I made chickpea pasta with arugula and veal meatballs for dinner tonight and it was very good. I'm not a professional chef by any means, so measurements are approximate. Adjust to your own taste.
Meatballs:
ground veal
2 Tablespoons of chickpea flour
2 Tablespoons of brown rice flour
1 egg (to bind the meat together - have yet to find a substitute that is corn or potato-free)
finely chopped 1/2C onion and 1 clove of garlic
fresh oregano
fresh rosemary
1 tsp sea salt
1 tsp ground pepper
sage
1/4C rice milk
Pulse ingredients above in the food processor until well blended and sticky. Spoon small balls of mixture and roll in your hands to form a meatball. Sear in a hot, well-oiled pan until lightly browned. Finish off in the oven on a cookie sheet at 350º for approximately 15 minutes until cooked through.

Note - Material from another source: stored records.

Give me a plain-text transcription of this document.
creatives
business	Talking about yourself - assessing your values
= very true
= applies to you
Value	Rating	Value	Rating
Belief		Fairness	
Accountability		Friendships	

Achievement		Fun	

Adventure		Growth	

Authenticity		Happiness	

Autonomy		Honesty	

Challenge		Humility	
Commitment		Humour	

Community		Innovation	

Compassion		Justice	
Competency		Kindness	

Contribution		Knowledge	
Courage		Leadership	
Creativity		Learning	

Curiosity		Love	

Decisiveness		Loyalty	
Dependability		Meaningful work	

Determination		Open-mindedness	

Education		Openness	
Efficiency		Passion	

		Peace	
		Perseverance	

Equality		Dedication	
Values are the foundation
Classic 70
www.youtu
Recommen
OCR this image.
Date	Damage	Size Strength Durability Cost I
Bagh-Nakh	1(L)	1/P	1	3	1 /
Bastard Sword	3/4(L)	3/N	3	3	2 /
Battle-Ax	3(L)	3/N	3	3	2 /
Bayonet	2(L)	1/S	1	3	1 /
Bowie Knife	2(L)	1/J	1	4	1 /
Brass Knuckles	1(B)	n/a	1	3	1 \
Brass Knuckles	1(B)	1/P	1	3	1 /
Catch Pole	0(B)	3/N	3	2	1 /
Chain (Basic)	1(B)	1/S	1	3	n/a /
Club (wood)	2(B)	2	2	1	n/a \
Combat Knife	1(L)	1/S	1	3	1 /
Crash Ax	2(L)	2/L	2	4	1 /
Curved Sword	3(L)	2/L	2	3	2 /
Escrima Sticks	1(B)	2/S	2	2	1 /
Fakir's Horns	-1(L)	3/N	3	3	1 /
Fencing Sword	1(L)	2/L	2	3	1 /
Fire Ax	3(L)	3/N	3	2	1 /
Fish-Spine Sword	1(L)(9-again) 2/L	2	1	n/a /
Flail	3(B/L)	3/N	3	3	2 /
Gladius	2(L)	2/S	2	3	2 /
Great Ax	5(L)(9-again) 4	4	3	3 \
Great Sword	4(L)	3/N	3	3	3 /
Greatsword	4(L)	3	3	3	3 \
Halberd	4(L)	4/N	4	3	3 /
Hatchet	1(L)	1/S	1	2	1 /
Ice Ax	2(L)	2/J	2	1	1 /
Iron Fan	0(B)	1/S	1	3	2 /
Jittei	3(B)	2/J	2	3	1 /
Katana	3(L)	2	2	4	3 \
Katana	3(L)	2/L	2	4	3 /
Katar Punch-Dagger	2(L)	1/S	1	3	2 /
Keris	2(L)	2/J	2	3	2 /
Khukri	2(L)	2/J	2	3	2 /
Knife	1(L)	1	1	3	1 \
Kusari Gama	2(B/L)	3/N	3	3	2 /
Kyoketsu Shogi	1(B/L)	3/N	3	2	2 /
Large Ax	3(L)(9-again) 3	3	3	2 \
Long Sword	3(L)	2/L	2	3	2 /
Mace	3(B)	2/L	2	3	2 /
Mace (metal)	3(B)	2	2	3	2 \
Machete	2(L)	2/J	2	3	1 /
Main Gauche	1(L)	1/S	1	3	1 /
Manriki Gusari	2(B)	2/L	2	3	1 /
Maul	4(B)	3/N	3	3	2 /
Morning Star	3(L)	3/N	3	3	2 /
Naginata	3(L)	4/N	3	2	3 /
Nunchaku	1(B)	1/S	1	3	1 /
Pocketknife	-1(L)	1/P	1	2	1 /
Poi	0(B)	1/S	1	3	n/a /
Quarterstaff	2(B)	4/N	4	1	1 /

While meatballs are baking, cook pasta with lots of water. Chickpea pasta gets really foamy so you need to watch the pot. It actually takes a bit longer to cook than I thought, so you'll have to do taste-tests throughout. Cook the chickpea rotini pasta to el dente, rinse, drain and cool.
The sauté:
Finely chopped red onion and 2 cloves of garlic.
Chop 1/2C of cilantro
2 handfuls of arugula, washed and loosely chopped.
Juice from 1-2 lemons
Olive Oil
Directions:
Squeeze the juice of 1-1/2 lemons into a fry pan. Add a generous amount of olive oil and add the onion, garlic and cilantro. Sauté for two minutes or until colour becomes vibrant and fragrant, yet tender-crisp.
Combine drained pasta with sauté, add more lemon juice, olive oil and arugula and toss over low heat until combined. Season with Herbamare, to taste. Plate with meatballs on the side.
Delish! Corn, Wheat and Dairy-free. (except for the egg... is that considered dairy or poultry?)